Per Alina il più grande vantaggio di Minsk è che non ci sono persone che conoscono la sua identità precedente
Alina ha realizzato di essere nata nel corpo sbagliato e
anche nel paese sbagliato
Una città fantasma con un migliaio di anni di storia, la capitale fu parzialmente distrutta durante la Seconda Guerra Mondiale e poi rasa al suolo per ordine di Stalin. Lo spirito del comunismo domandò un sacrificio completo, così da poter ricostruire una nuova città, in tutta la sua sovietica gloria. Il fotografo Artur Klinau disse che Minsk doveva servire come porta dell’Impero Sovietico, doveva impressionare per la vastità e pulizia delle sue strade, ma restare piccola e provinciale, così da non oscurare Mosca. A molti sembra una città morta con le sue piazze e i suoi palazzi deserti. Ogni essere umano è meramente decorativo.

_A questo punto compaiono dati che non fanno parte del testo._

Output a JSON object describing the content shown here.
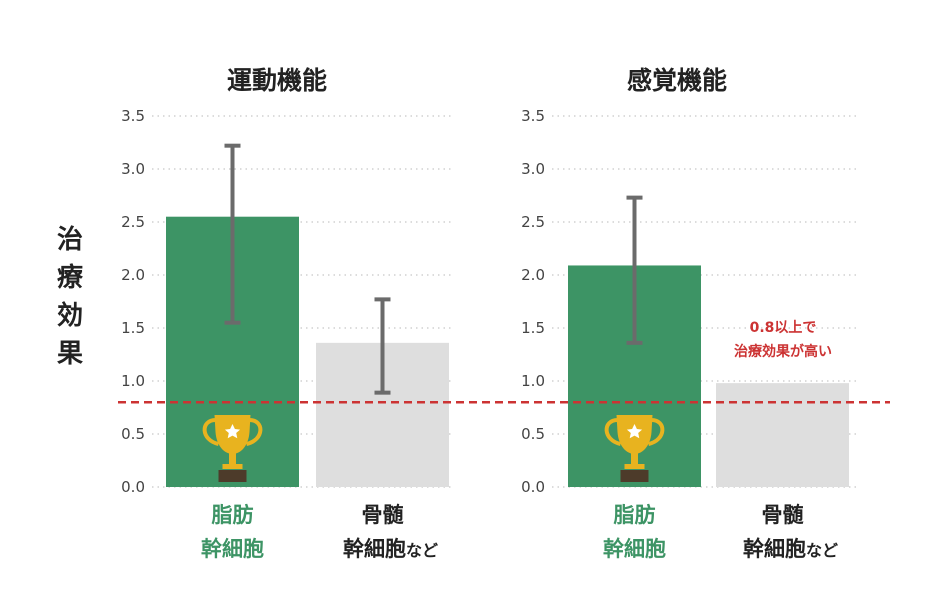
{
  "colors": {
    "primary_bar": "#3d9465",
    "secondary_bar": "#dedede",
    "error_bar": "#6b6b6b",
    "threshold": "#cc3333",
    "primary_label": "#3d9465",
    "secondary_label": "#222222",
    "trophy": "#e8b31f"
  },
  "y_axis_label": [
    "治",
    "療",
    "効",
    "果"
  ],
  "threshold": {
    "value": 0.8,
    "annotation_lines": [
      "0.8以上で",
      "治療効果が高い"
    ]
  },
  "chart_data": [
    {
      "type": "bar",
      "title": "運動機能",
      "ylim": [
        0,
        3.5
      ],
      "yticks": [
        "0.0",
        "0.5",
        "1.0",
        "1.5",
        "2.0",
        "2.5",
        "3.0",
        "3.5"
      ],
      "grid": true,
      "categories": [
        {
          "lines": [
            "脂肪",
            "幹細胞"
          ],
          "suffix": "",
          "value": 2.55,
          "err_low": 1.55,
          "err_high": 3.22,
          "trophy": true,
          "style": "primary"
        },
        {
          "lines": [
            "骨髄",
            "幹細胞"
          ],
          "suffix": "など",
          "value": 1.36,
          "err_low": 0.89,
          "err_high": 1.77,
          "trophy": false,
          "style": "secondary"
        }
      ]
    },
    {
      "type": "bar",
      "title": "感覚機能",
      "ylim": [
        0,
        3.5
      ],
      "yticks": [
        "0.0",
        "0.5",
        "1.0",
        "1.5",
        "2.0",
        "2.5",
        "3.0",
        "3.5"
      ],
      "grid": true,
      "categories": [
        {
          "lines": [
            "脂肪",
            "幹細胞"
          ],
          "suffix": "",
          "value": 2.09,
          "err_low": 1.36,
          "err_high": 2.73,
          "trophy": true,
          "style": "primary"
        },
        {
          "lines": [
            "骨髄",
            "幹細胞"
          ],
          "suffix": "など",
          "value": 0.98,
          "err_low": null,
          "err_high": null,
          "trophy": false,
          "style": "secondary"
        }
      ]
    }
  ]
}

Per Alina il più grande vantaggio di vivere a Minsk è che le persone non conoscono la sua identità precedente. Nella capitale lei può lavorare e guadagnare 250 dollari al mese, di cui almeno 40 se ne vanno per il suo trattamento ormonale.
Le chiediamo se questo è ciò che si aspettava dalla vita. Alina risponde che è alla fine è meglio di quel che immaginava negli anni novanta quando era ancora un bambino. All’epoca aveva già capito di essere nata nel corpo sbagliato, e forse anche nel paese sbagliato. Non lo ammetterebbe mai pubblicamente, però.

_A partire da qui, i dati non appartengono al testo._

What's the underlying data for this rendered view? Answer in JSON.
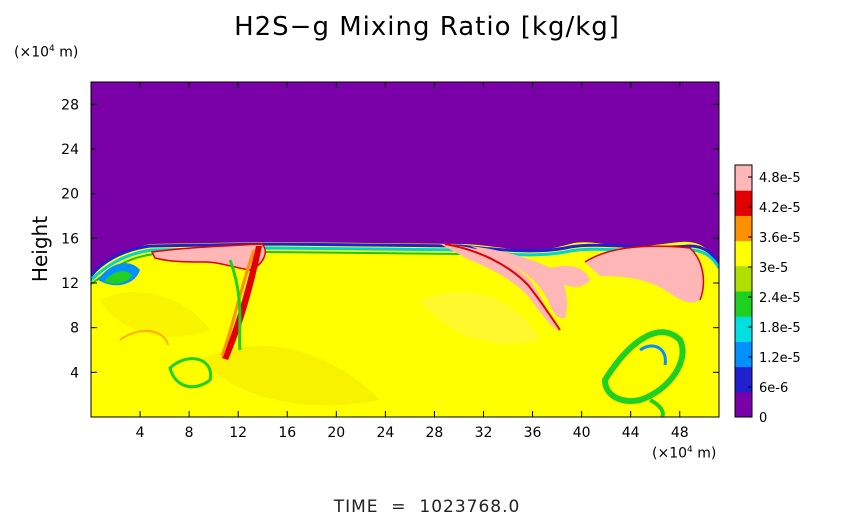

«Hai sentito dei trattamenti psichiatrici punitivi? Questo è tutto ciò che c’era per me in una piccola cittadina. Ero troppo terrorizzata per parlare. Era già abbastanza duro sopportare il fatto che il mio patrigno mi picchiasse senza ragione. La prima volta che realizzai di non essere l’unica al mondo in questa condizione fu all’inizio del millennio, quando lessi una pubblicità per il cambiamento di sesso in una rivista per adolescenti».

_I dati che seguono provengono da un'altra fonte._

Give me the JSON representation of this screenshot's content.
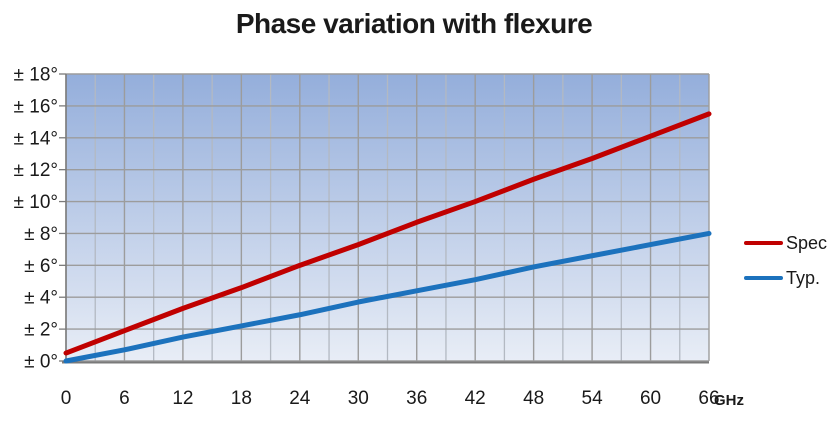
{
  "title": "Phase variation with flexure",
  "chart_data": {
    "type": "line",
    "title": "Phase variation with flexure",
    "x": [
      0,
      6,
      12,
      18,
      24,
      30,
      36,
      42,
      48,
      54,
      60,
      66
    ],
    "x_unit": "GHz",
    "xlim": [
      0,
      66
    ],
    "x_major_step": 6,
    "x_minor_step": 3,
    "ylim": [
      0,
      18
    ],
    "y_ticks": [
      0,
      2,
      4,
      6,
      8,
      10,
      12,
      14,
      16,
      18
    ],
    "y_tick_labels": [
      "± 0°",
      "± 2°",
      "± 4°",
      "± 6°",
      "± 8°",
      "± 10°",
      "± 12°",
      "± 14°",
      "± 16°",
      "± 18°"
    ],
    "grid": true,
    "legend_position": "right",
    "series": [
      {
        "name": "Spec",
        "color": "#c00000",
        "values": [
          0.5,
          1.9,
          3.3,
          4.6,
          6.0,
          7.3,
          8.7,
          10.0,
          11.4,
          12.7,
          14.1,
          15.5
        ]
      },
      {
        "name": "Typ.",
        "color": "#1c72bd",
        "values": [
          0.0,
          0.7,
          1.5,
          2.2,
          2.9,
          3.7,
          4.4,
          5.1,
          5.9,
          6.6,
          7.3,
          8.0
        ]
      }
    ],
    "plot_background_gradient_top": "#94aedb",
    "plot_background_gradient_bottom": "#e8edf6",
    "gridline_color_major": "#9c9c9c",
    "gridline_color_minor": "#b3b9c2",
    "axis_color": "#7a7a7a",
    "tick_label_color": "#1a1a1a"
  }
}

È difficile trovare lo spirito di una comunità LGBTQ in Bielorussia. Alina parla in termini negativi degli unici due gruppi esistenti, offesa dal fatto che non sanno come aiutarla. Questo è un limite che riguarda molte associazioni attive nella difesa dei diritti umani in Bielorussia. Dovendosi barcamenare tra lotte individuale e rivendicazioni personali per così tanto tempo, le persone non hanno voglia di unirsi per combattere per una causa comune.
In Bielorussia non importa se sei transessuale, protestante o suoni in un gruppo alternativo. In un regime che calpesta l’individualità, ogni tentativo di essere fedeli a sé stessi è un atto di sfida. Se giochi secondo le regole di Lukashenko, c’è sempre la possibilità che lo stato ti lasci stare. Alina ha fatto una scelta coraggiosa: vivere la sua vita restando fedele a sé stessa. Nel fare ciò, ha raggiunto una libertà diversa e più profonda di coloro che scelgono la via del conformismo.
Nonostante questo, il suo coraggio non annulla la paura. «Sono terrorizzata dall’iniziare una relazione- confessa- se riuscissi a convincere qualcuno che sono veramente una donna e per caso scoprisse la verità, non mi picchierebbero. Mi ucciderebbero».